The decreased number of North American vehicles to be sourced for production in 2020―45 total―represents the key factor in the forecast for a reduced tooling spend. Furthermore, the Detroit Three automakers, who source most of their tools in this region, are expected to source only 13 vehicles in 2020, representing approximately $3.1 billion in tooling spend. Further, Harbour IQ estimates North American tooling spend in 2021 to be $7.3 billion.
Also, HRI predicts that the automotive tooling spend in the region will drop from an annual average of $8-10 billion to $6.5-8 billion for the next three to five years. Additionally, as a result of reduced tooling spend and economic instability, HRI forecasts that as many as 75 mold and die shops in the region will close during that same time frame. “This forecast is difficult for us to share,” Harbour says. “We are passionate about helping the North American manufacturing industry remain competitive. However, the ongoing marketplace change and competition from low-cost countries―specifically China―already has impacted tool and die makers.

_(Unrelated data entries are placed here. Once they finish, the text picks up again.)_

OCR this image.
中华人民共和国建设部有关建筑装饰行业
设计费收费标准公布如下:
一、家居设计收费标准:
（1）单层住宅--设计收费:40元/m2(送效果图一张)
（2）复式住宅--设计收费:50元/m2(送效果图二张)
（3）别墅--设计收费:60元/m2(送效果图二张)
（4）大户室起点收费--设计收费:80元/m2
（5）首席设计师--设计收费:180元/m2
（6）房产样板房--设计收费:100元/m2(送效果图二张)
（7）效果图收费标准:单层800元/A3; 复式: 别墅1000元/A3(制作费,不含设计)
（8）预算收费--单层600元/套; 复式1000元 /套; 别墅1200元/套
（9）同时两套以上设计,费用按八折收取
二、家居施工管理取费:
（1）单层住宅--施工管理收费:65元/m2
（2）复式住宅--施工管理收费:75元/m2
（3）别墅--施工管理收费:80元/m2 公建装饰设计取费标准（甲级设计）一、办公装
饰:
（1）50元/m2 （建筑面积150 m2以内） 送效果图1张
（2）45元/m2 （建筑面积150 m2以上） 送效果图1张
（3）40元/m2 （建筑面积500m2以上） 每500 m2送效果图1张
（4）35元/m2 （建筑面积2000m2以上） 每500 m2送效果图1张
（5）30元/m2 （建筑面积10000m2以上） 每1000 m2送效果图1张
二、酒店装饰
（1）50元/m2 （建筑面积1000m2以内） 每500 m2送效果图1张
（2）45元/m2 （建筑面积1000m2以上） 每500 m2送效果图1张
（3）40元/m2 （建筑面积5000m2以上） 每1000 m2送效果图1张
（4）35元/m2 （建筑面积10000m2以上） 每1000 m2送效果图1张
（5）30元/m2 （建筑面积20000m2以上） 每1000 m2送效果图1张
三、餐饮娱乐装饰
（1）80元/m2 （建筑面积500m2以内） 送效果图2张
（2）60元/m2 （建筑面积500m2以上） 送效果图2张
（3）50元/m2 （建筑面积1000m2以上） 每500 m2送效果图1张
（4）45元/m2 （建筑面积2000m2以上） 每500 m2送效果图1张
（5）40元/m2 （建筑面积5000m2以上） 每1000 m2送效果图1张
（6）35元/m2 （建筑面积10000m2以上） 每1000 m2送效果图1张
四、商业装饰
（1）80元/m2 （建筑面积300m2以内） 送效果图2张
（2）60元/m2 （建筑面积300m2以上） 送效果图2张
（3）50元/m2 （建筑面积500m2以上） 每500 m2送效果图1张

In 2019 we saw at least 10 shops close and more than 2000 workers laid off, and we see this trend continuing.
“As the tooling market contracts, it is important that shops position themselves for the future,” she continues. “Leadership needs to push for edginess and eliminate complacency, and tool shops must continue to put plans in place to shore up weaknesses, maximize technology and talent, and control costs.”